Mauritanie : un long chemin vers les libertés, l’égalité et la sécurité

Une précarité persistante malgré des richesses naturelles

, par Bioforce

Avec environ 4 millions d’habitant·es et une densité de 3,9 personnes au kilomètre carré en 2018, la Mauritanie est le quatrième pays le moins densément peuplé d’Afrique. Essentiellement désertique, le pays dispose de grandes étendues pastorales et de seulement 0,5 % de terres arables. La pluviométrie changeante est le principal problème rencontré par les agriculteur·rices. La Mauritanie a traversé une crise alimentaire en 2018 en raison de la sécheresse, alors que les populations vulnérables étaient encore en train de se remettre difficilement de précédentes crises.

Selon la Banque mondiale, la proportion des pauvres a notablement baissé, passant de 44,5 % de la population à 33 % entre 2008 et 2014. Malgré les énormes ressources (poisson, fer, pétrole, or, etc.) dont dispose le pays, plus de 16,6 % de la population vit en dessous du seuil d’extrême pauvreté. Les ressources forestières et pastorales du sud de la Mauritanie constituent les moyens de subsistance de base de la population rurale mais les changements climatiques, l’incohérence des politiques et la mauvaise gouvernance peuvent expliquer la persistance de cette extrême pauvreté.
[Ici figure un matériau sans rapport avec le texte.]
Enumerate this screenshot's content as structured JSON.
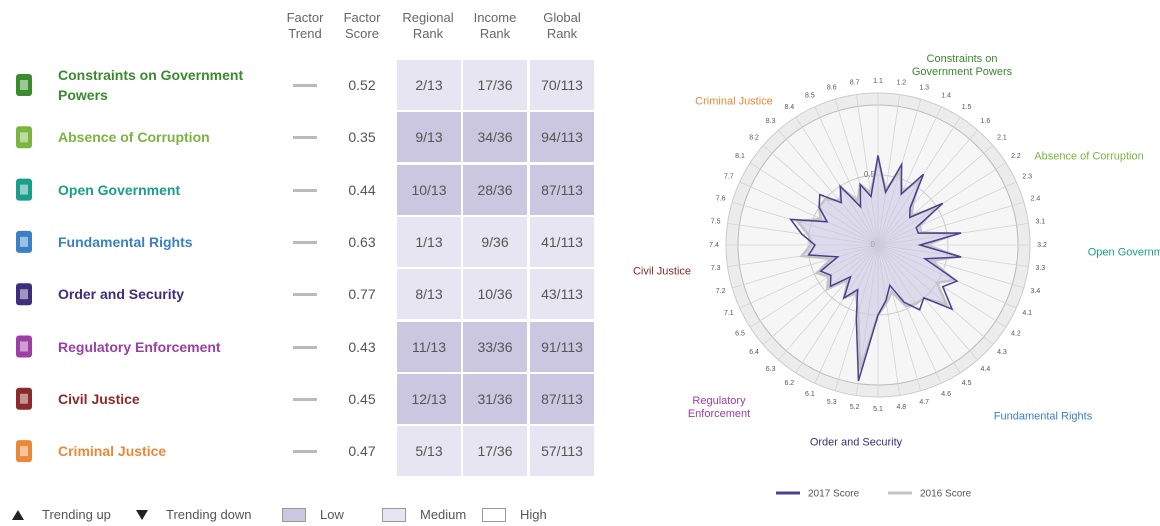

Le pays a connu un « boom minier » entre 2008 et 2014. L’essentiel des revenus de l’État provient des exportations minières mais son économie reste très tributaire des cours des matières premières. La Société nationale industrielle et minière (SNIM) est l’un des premiers employeurs du pays et exploite trois mines à ciel ouvert (Kedietej Jill, Guelb El Rhein et M’Haouadat depuis 1994) dans la région de Fdêrik et de Zouerat, non loin de la frontière septentrionale.
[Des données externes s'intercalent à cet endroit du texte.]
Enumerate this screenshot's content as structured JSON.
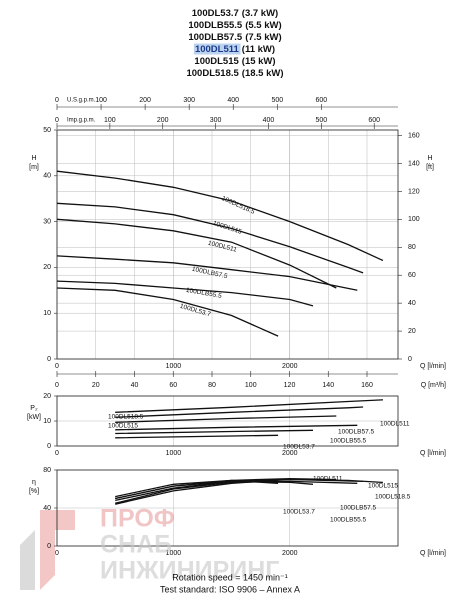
{
  "header_lines": [
    {
      "model": "100DL53.7",
      "power": "(3.7 kW)"
    },
    {
      "model": "100DLB55.5",
      "power": "(5.5 kW)"
    },
    {
      "model": "100DLB57.5",
      "power": "(7.5 kW)"
    },
    {
      "model": "100DL511",
      "power": "(11 kW)",
      "highlighted": true
    },
    {
      "model": "100DL515",
      "power": "(15 kW)"
    },
    {
      "model": "100DL518.5",
      "power": "(18.5 kW)"
    }
  ],
  "footer_lines": [
    "Rotation speed = 1450 min⁻¹",
    "Test standard: ISO 9906 – Annex A"
  ],
  "watermark": [
    "ПРОФ",
    "СНАБ",
    "ИНЖИНИРИНГ"
  ],
  "chart_data": [
    {
      "type": "line",
      "ylabel_lines": [
        "H",
        "[m]"
      ],
      "y2label_lines": [
        "H",
        "[ft]"
      ],
      "xlabel": "Q [l/min]",
      "xlim": [
        0,
        2930
      ],
      "xticks": [
        0,
        1000,
        2000
      ],
      "ylim": [
        0,
        50
      ],
      "yticks": [
        0,
        10,
        20,
        30,
        40,
        50
      ],
      "y2lim": [
        0,
        164
      ],
      "y2ticks": [
        0,
        20,
        40,
        60,
        80,
        100,
        120,
        140,
        160
      ],
      "grid": true,
      "x_scales": [
        {
          "label": "U.S.g.p.m.",
          "position": "top",
          "lim": [
            0,
            774
          ],
          "ticks": [
            0,
            100,
            200,
            300,
            400,
            500,
            600
          ]
        },
        {
          "label": "Imp.g.p.m.",
          "position": "top",
          "lim": [
            0,
            645
          ],
          "ticks": [
            0,
            100,
            200,
            300,
            400,
            500,
            600
          ]
        },
        {
          "label": "Q [m³/h]",
          "position": "bottom",
          "lim": [
            0,
            176
          ],
          "ticks": [
            0,
            20,
            40,
            60,
            80,
            100,
            120,
            140,
            160
          ]
        }
      ],
      "series": [
        {
          "name": "100DL518.5",
          "color": "#111",
          "x": [
            0,
            500,
            1000,
            1500,
            2000,
            2500,
            2800
          ],
          "values": [
            41,
            39.5,
            37.5,
            34.5,
            30,
            25,
            21.5
          ]
        },
        {
          "name": "100DL515",
          "color": "#111",
          "x": [
            0,
            500,
            1000,
            1500,
            2000,
            2500,
            2630
          ],
          "values": [
            34,
            33.2,
            31.5,
            28.5,
            24.5,
            20,
            18.8
          ]
        },
        {
          "name": "100DL511",
          "color": "#111",
          "x": [
            0,
            500,
            1000,
            1500,
            2000,
            2400
          ],
          "values": [
            30.5,
            29.5,
            28,
            25.5,
            20.5,
            15.5
          ]
        },
        {
          "name": "100DLB57.5",
          "color": "#111",
          "x": [
            0,
            500,
            1000,
            1500,
            2000,
            2580
          ],
          "values": [
            22.5,
            21.8,
            21,
            19.5,
            18,
            15
          ]
        },
        {
          "name": "100DLB55.5",
          "color": "#111",
          "x": [
            0,
            500,
            1000,
            1500,
            2000,
            2200
          ],
          "values": [
            17,
            16.5,
            15.5,
            14.5,
            13,
            11.6
          ]
        },
        {
          "name": "100DL53.7",
          "color": "#111",
          "x": [
            0,
            500,
            1000,
            1500,
            1900
          ],
          "values": [
            15.5,
            15,
            13,
            9.5,
            5
          ]
        }
      ]
    },
    {
      "type": "line",
      "ylabel_lines": [
        "P₂",
        "[kW]"
      ],
      "xlabel": "Q [l/min]",
      "xlim": [
        0,
        2930
      ],
      "xticks": [
        0,
        1000,
        2000
      ],
      "ylim": [
        0,
        20
      ],
      "yticks": [
        0,
        10,
        20
      ],
      "grid": true,
      "series": [
        {
          "name": "100DL518.5",
          "color": "#111",
          "x": [
            500,
            1500,
            2500,
            2800
          ],
          "values": [
            13.5,
            15.5,
            17.8,
            18.5
          ]
        },
        {
          "name": "100DL515",
          "color": "#111",
          "x": [
            500,
            1500,
            2500,
            2630
          ],
          "values": [
            11.5,
            13.5,
            15.3,
            15.6
          ]
        },
        {
          "name": "100DL511",
          "color": "#111",
          "x": [
            500,
            1500,
            2400
          ],
          "values": [
            9.5,
            11,
            12
          ]
        },
        {
          "name": "100DLB57.5",
          "color": "#111",
          "x": [
            500,
            1500,
            2580
          ],
          "values": [
            6.5,
            7.5,
            8.3
          ]
        },
        {
          "name": "100DLB55.5",
          "color": "#111",
          "x": [
            500,
            1500,
            2200
          ],
          "values": [
            5,
            5.8,
            6.3
          ]
        },
        {
          "name": "100DL53.7",
          "color": "#111",
          "x": [
            500,
            1500,
            1900
          ],
          "values": [
            3.3,
            4,
            4.3
          ]
        }
      ]
    },
    {
      "type": "line",
      "ylabel_lines": [
        "η",
        "[%]"
      ],
      "xlabel": "Q [l/min]",
      "xlim": [
        0,
        2930
      ],
      "xticks": [
        0,
        1000,
        2000
      ],
      "ylim": [
        0,
        80
      ],
      "yticks": [
        0,
        40,
        80
      ],
      "grid": true,
      "series": [
        {
          "name": "100DL511",
          "color": "#111",
          "x": [
            500,
            1000,
            1500,
            2000,
            2400
          ],
          "values": [
            50,
            63,
            69,
            71,
            70
          ]
        },
        {
          "name": "100DL515",
          "color": "#111",
          "x": [
            500,
            1000,
            1500,
            2000,
            2630
          ],
          "values": [
            48,
            61,
            68,
            70,
            68
          ]
        },
        {
          "name": "100DL518.5",
          "color": "#111",
          "x": [
            500,
            1000,
            1500,
            2000,
            2500,
            2800
          ],
          "values": [
            44,
            58,
            66,
            70,
            69,
            67
          ]
        },
        {
          "name": "100DLB57.5",
          "color": "#111",
          "x": [
            500,
            1000,
            1500,
            2000,
            2580
          ],
          "values": [
            45,
            60,
            67,
            68,
            66
          ]
        },
        {
          "name": "100DL53.7",
          "color": "#111",
          "x": [
            500,
            1000,
            1500,
            1900
          ],
          "values": [
            52,
            65,
            69,
            66
          ]
        },
        {
          "name": "100DLB55.5",
          "color": "#111",
          "x": [
            500,
            1000,
            1500,
            2000,
            2200
          ],
          "values": [
            50,
            63,
            68,
            67,
            65
          ]
        }
      ]
    }
  ]
}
L’extrême pauvreté se concentre surtout dans la capitale Nouakchott. Ville créée durant la colonisation française, elle a vu affluer une population nomade nombreuse, en raison de la sécheresse qui a accablé l’arrière-pays dans les années 1970. Elle concentre aujourd’hui près d’un tiers des Mauritanien·nes avec un million d’habitant·es. Seulement 55 % des enfants de 6 à 11 ans y sont scolarisé·es et un tiers des ménages vit dans des logements précaires.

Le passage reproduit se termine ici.